A water source should always be available for the snake, not only does this allow the snake to keep hydrated but it also creates a good level of humidity inside the enclosure. Depending on what species of snake you own, some may require more humidity than others. For example, a Woma Python would need less humidity in its enclosure verses a jungle python. This is due to the climates these snakes live in. Woma Pythons live in the deserts, jungle pythons live in jungles/rainforests. For snakes that require a larger amount of humidity a way you can keep this up is by using a spray bottle filled with water and spraying down the enclosure once every few days.

We also strongly recommend upping the humidity level in your snake’s enclosure once you see that the snake is coming up for a shed, higher humidity rates helps the snake shed its skin easily and in one piece.

Health

Your snake will remain healthy if the correct care is given in maintaining a healthy environment. A very common health issue in snakes is respiratory infections. These can be caused by multiple things, but the main one being that the snakes have gotten too cold. This causes a fluid build-up in the lungs and will make breathing very difficult for the snake. To find out whether your snake has a respiratory infection listen closely to their breathing, it will sound crackly, and there will most likely be a lot of clear mucus in the mouth. Often there will also be mucus bubbles being blown out of the nostrils.
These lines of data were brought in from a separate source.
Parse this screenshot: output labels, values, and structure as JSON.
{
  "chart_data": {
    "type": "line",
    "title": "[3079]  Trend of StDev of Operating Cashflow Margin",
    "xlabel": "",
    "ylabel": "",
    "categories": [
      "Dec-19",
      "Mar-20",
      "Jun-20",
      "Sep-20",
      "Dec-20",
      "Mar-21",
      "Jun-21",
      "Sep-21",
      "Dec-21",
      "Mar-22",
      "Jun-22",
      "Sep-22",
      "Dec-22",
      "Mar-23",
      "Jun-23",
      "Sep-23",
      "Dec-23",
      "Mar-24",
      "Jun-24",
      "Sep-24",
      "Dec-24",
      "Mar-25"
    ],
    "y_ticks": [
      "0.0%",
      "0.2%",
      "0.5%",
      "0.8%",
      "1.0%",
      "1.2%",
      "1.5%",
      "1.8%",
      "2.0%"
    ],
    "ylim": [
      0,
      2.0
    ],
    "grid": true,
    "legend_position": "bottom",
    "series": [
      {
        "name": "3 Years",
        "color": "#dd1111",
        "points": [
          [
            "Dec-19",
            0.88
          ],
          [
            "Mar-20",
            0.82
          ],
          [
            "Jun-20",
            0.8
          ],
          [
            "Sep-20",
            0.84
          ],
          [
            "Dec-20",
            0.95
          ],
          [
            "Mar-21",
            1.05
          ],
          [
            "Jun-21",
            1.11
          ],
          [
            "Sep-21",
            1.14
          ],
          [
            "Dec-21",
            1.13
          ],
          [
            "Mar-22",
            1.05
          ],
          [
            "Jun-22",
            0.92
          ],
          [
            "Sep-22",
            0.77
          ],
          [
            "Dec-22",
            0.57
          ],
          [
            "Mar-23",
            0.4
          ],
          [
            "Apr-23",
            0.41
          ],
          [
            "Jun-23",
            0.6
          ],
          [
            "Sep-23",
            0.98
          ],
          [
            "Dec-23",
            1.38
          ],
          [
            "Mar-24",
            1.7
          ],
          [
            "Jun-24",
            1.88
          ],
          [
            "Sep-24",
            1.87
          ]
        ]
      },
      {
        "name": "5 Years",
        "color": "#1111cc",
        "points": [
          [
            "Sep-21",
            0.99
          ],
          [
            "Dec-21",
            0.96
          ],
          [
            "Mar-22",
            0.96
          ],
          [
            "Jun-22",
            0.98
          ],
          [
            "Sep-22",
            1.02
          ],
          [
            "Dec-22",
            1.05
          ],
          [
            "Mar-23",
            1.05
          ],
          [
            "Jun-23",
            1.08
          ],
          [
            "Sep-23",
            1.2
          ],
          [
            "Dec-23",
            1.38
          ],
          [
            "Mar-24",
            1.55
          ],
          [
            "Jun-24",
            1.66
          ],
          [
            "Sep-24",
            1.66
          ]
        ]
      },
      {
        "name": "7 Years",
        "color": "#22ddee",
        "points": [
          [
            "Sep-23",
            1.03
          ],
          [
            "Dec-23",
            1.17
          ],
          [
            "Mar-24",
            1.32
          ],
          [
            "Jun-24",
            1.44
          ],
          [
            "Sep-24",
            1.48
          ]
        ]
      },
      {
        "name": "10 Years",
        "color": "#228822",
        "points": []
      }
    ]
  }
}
The snake will also go off its food when it is feeling ill, generally before you even see or hear the tell-tale signs of a respiratory infection.

So, if you notice that your snake has been refusing feeds continuously in summer, it is worth taking it in for a check-up with your local vet. These signs above are not to be taken lightly, a respiratory infection at this stage is serious and the snake will need urgent medical attention, if ignored this will be fatal.

Another common health problem for snakes is mites. Mites can be contracted from other infested snakes, or if they have come from a place which had poor sanitation and quarantine methods. Therefore, it is important to always purchase your reptile from a reputable breeder. If left untreated, mites will cause severe discomfort in your snake, blindness, blood-borne diseases and even death. Mites will often get under the snake’s scales and also in their eyes. Ways to tell if your snake has mites is by looking very closely at their face. You will see tiny white specs moving over the snake’s head and also near its eyes. Your snake may also be soaking itself in its water bowl for long periods of time to try and get the mites off. Mites require warmth and moderate levels of humidity to successfully moult and grow.

If you suspect that your snake has mites, contact your closest reptile vet. You will most likely be required to take the snake in and have blood tests done, depending of the severity of the infestation. The snake will then be put on a treatment program to get back to perfect health.

Ways to prevent mites is by always making sure you thoroughly clean your snake’s enclosure with a strong animal grade disinfectant. We recommend using F10 Disinfectant as it is a veterinary grade disinfectant which is completely animal safe, yet it kills all known diseases including parvovirus!

Also make sure that when you welcome a new scaley friend to your home to put them through a quarantine process, especially if you already own another snake. This is to guarantee that there is no spread of disease and this also gives you the opportunity to monitor the new arrival closely to make sure it too is in perfect health and that there is no risk of cross contamination.

Final Thoughts

Remember to always do a large amount of research before purchasing any new reptile, as most have different needs. This will then ensure there are no problems and that both you and the snake are happy!